“A splendid, fierce novel by a deep practitioner of the form…. Enlivening, challenging, harrowing and beautiful.”—Matthew Sharpe, Los Angeles Times
"If Underworld was DeLillo’s extravagant funeral for the twentieth century, Point Omega is the farewell party for the last decade.... DeLillo has …. written the first important novel of the year."--Michael Miller, New York Observer
“A novel of ideas — about how language, film and art alter what we think of as reality. It's for readers ready to slow down and savor the words. It's for those who would watch not just Psycho, but ponder the meanings of ‘24 Hour Psycho’.”—Bob Minzesheimer, USA Today
“DeLillo is, without any doubt or qualification, one of the most influential, brilliant, gifted and insightful of American novelists.
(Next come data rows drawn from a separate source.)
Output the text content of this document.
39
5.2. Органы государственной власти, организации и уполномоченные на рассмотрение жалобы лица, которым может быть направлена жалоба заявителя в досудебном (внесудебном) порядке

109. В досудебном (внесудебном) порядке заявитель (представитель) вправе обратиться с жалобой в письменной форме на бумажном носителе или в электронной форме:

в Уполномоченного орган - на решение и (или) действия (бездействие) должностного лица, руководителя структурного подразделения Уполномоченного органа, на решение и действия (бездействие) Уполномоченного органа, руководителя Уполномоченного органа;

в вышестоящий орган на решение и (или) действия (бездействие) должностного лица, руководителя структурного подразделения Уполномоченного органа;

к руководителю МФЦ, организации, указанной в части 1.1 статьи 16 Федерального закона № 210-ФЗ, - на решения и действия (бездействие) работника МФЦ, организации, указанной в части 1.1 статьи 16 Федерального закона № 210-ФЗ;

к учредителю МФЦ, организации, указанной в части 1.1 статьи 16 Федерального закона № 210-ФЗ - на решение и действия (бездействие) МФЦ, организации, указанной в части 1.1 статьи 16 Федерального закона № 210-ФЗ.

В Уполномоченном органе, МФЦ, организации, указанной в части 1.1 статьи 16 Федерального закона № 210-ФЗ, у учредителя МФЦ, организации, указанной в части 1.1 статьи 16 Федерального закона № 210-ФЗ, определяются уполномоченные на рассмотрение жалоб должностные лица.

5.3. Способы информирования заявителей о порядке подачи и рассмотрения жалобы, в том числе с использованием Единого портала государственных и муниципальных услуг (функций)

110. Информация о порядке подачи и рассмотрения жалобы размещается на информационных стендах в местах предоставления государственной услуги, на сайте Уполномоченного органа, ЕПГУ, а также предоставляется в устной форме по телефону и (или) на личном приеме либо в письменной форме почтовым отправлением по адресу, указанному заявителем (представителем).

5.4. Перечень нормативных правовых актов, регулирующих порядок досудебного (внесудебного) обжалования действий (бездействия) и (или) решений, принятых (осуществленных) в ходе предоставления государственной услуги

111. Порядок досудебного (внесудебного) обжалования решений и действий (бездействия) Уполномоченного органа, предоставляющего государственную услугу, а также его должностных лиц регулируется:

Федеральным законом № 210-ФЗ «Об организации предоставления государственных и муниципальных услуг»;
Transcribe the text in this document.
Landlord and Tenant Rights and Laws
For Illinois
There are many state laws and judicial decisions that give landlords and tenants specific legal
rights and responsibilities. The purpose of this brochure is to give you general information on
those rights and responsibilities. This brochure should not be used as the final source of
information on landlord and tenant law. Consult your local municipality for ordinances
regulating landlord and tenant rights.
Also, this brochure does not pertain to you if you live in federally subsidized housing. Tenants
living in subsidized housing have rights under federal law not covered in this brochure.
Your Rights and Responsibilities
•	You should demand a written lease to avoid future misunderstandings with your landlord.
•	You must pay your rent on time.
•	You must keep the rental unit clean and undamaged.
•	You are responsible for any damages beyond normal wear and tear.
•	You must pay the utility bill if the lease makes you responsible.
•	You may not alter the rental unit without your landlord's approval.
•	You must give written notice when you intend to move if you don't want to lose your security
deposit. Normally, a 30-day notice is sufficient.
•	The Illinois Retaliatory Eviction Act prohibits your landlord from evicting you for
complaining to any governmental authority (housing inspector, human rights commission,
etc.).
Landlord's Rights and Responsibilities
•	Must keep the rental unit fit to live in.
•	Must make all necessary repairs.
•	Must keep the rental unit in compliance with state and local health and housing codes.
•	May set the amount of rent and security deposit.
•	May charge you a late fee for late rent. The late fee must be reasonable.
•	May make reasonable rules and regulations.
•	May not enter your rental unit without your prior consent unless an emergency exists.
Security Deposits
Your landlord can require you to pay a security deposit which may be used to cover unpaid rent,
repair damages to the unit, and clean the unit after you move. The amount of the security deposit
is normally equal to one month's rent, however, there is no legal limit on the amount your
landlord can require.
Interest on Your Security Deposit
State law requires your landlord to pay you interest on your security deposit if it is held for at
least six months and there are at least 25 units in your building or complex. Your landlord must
There are sentences in this book that are breathtaking.”—Geoff Pevere, Toronto Star
“Haunting… DeLillo slows down the whole culture, all of our repertoire of artifacts, words, and gestures.”—Greil Marcus
“DeLillo has achieved a precision and economy of language here that any writer would envy.”—David Ignatius, Washington Post Book World
Like many of Mr. DeLillo's earlier books, Omega is preoccupied with death and dread and paranoia, and like many of those books, it has an ingenious architecture that gains resonance in retrospect.
The New York Times
Life assassinates art in the latest literary missive from DeLillo (White Noise). Precocious filmmaker Jim Finley visits Richard Elster, a scholar and government consultant, to pitch an idea for a documentary about Elster. What begins as a project spiel, however, gradually becomes a series of intellectual exchanges that only intensify when Elster's daughter arrives for a visit. The three settle into a comfortable routine, only to be catapulted out of it by a completely unexpected plot twist that will leave even careful readers scratching their heads. DeLillo's prose is simultaneously spare and lyrical, creating a minimalist dreamworld that will please readers attuned to language and sound. Structural purists, meanwhile, will appreciate the novel's film-related framing device, which wraps around the main action like a blanket and unifies the whole with a painful, poignant grace. VERDICT Though it be but brief, DeLillo's latest offering is fierce. An excellent nugget of thought-provoking fiction that pits life against art and emotion against intellect. [See Prepub Alert, LJ 10/1/09.]—Leigh Anne Vrabel, Carnegie Lib. of Pittsburgh
Moving a step beyond the disturbing symbolism of Falling Man (2007, etc.), DeLillo ruminates teasingly on a tendency toward obliteration perhaps locked into the DNA of all living things. His crisp, precisely understated, hauntingly elliptical narrative frames a haltingly revealed story of moral compromise between two viewings of a piece of conceptual art, fashioned from the classic Hitchcock film Psycho, displayed at a small museum in the southwestern United States. The man who watches it, enthralled, is documentary filmmaker Jim Finley, who has traveled west to interview his potential film subject: former academic Richard Elster, now retired from his employment as an advisor during the Iraq War, living in a half-finished house in the California desert. The bulk of this very short book, which in some ways resembles Albert Camus' scorching novella The Fall, describes Finley's stay with the taciturn Elster, who is only too aware he was exploited to give credence to questionable military strategic decisions. Painstakingly elicited responses to Finley's earnest questions eventually disclose Elster's conviction that, deny it as we may, humankind compulsively bends toward "the omega point" at which life declines to continue existing and embraces the comfort of nonbeing: "We want to be stones in a field." This affirmation of entropy assumes agonizing human form when Elster's frail, detached and distracted adult daughter Jessie arrives for a visit that cannot and does not resolve any of her own "failures" and disappointments. The sparse narrative climaxes with yet another retreat from engagement with reality and concludes with Elster, once again a watcher rather than a doer, transformed in amanner that crystallizes DeLillo's brilliant deployments of two series of images: those in the Hitchcock film, and the borrowed motif of stairs climbed and descended at one's peril. An icy, disturbing and masterfully composed study of guilt, loss and regret-quite possibly the author's finest yet.